You've heard for years about the importance of practicing your presentation to dispel presentation jitters. Now there's new clinical research that shows there's a physical reason why rehearsing works so well and why those hours of out-loud practice can make you a more confident presenter. That's good news because if a public-speaking phobia is physical, it means there's something you can do to fight it, that it's something you can change, says David Weiner., author of several psychology bestsellers, including the new Reality Check: What Your Mind Knows But Isn't Telling You (Prometheus Books, 2005).

The research shows there's two important reasons why practice makes perfect. The first is that when you practice anything - be it a sales presentation or Beethoven's "Moonlight" sonata - you essentially carve a path for it in your brain. Without practice, your brain can take any of tens or hundreds of paths to reach its final destination. To understand this concept, think about the letter P. If you were wired like a computer, your brain would take the same single line every time to get to that P. But the human brain isn't wired like a computer so instead it takes any of about 30 or 40 different pathways to get there, explains Weiner. The result is that the thought of the letter P is the same, but each time you think of it the pathway your brain uses to get to that thought can be different.

Practice reduces the number of potential pathways. In other words, by repeating your presentation again and again you'll start using about 8 to 10 pathways, says Weiner. "The brain will know what you want it to do," he says, "so you'll become more precise."

As you get more precise, you'll become more confident and optimistic ? at which time your serotonin levels will increase. Which brings us to the second key point, which is the existence of an area of the brain called the Estria Terminalus. For years, says Weiner, scientists thought all phobia-related senses originated in the Amygdala, an area of the brain that mediates the feelings of fear, rage and anger. In the past year, however, researchers found that the Estria Terminalus mediates anxiety and worry. These two areas ? the Amygdala and the Estria Terminalus ? were essential for survival 50,000 years ago when fear and anxiety often kept our ancestors alive. Today, however, they generate false alarms, creating excess and sometimes paralyzing fear in non-life-or-death situations such as sales presentations.

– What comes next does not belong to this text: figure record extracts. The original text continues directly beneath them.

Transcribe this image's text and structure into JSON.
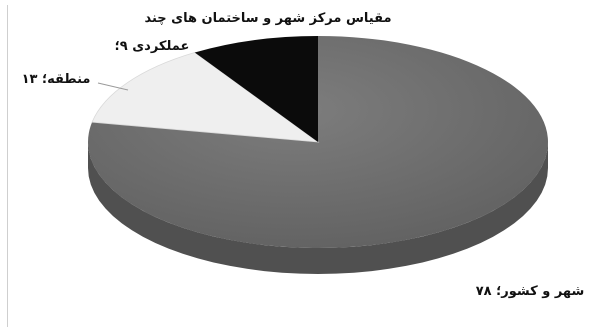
{
  "chart_data": {
    "type": "pie",
    "style": "3d",
    "slices": [
      {
        "label": "شهر و کشور",
        "value": 78,
        "display": "۷۸",
        "color": "#6f6f6f"
      },
      {
        "label": "منطقه",
        "value": 13,
        "display": "۱۳",
        "color": "#efefef"
      },
      {
        "label": "مقیاس مرکز شهر و ساختمان های چند عملکردی",
        "value": 9,
        "display": "۹",
        "color": "#0b0b0b"
      }
    ],
    "labels_text": {
      "city_country": "شهر و کشور؛ ۷۸",
      "region": "منطقه؛ ۱۳",
      "multi_line1": "مقیاس مرکز شهر و ساختمان های چند",
      "multi_line2": "عملکردی ۹؛"
    }
  }
}
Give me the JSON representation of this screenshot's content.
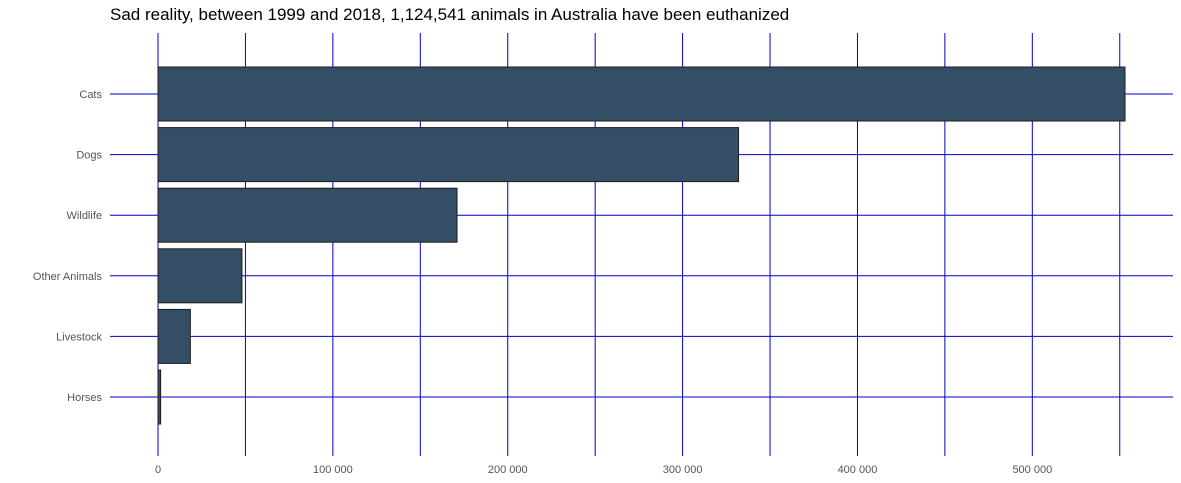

The key to suppressing these two areas of the brain is serotonin. Serotonin, Weiner explains, stimulates the Nucleus Accumbens, which controls confidence, happiness and joy - and in turn trumps the Amygdala and the Estria Terminalus. "There's a battle always going on between the old brain and the new brain," says Weiner. Serotonin is the weapon that lets you win that war. Confidence, which can be gained only through practice and the corresponding reduction of brain pathways, is the tool that produces serotonin.

So even if practice doesn't make you perfect, scientists can now prove that it will make you a whole lot less nervous. Now you have no excuse not to carve out some rehearsal time before your presentations.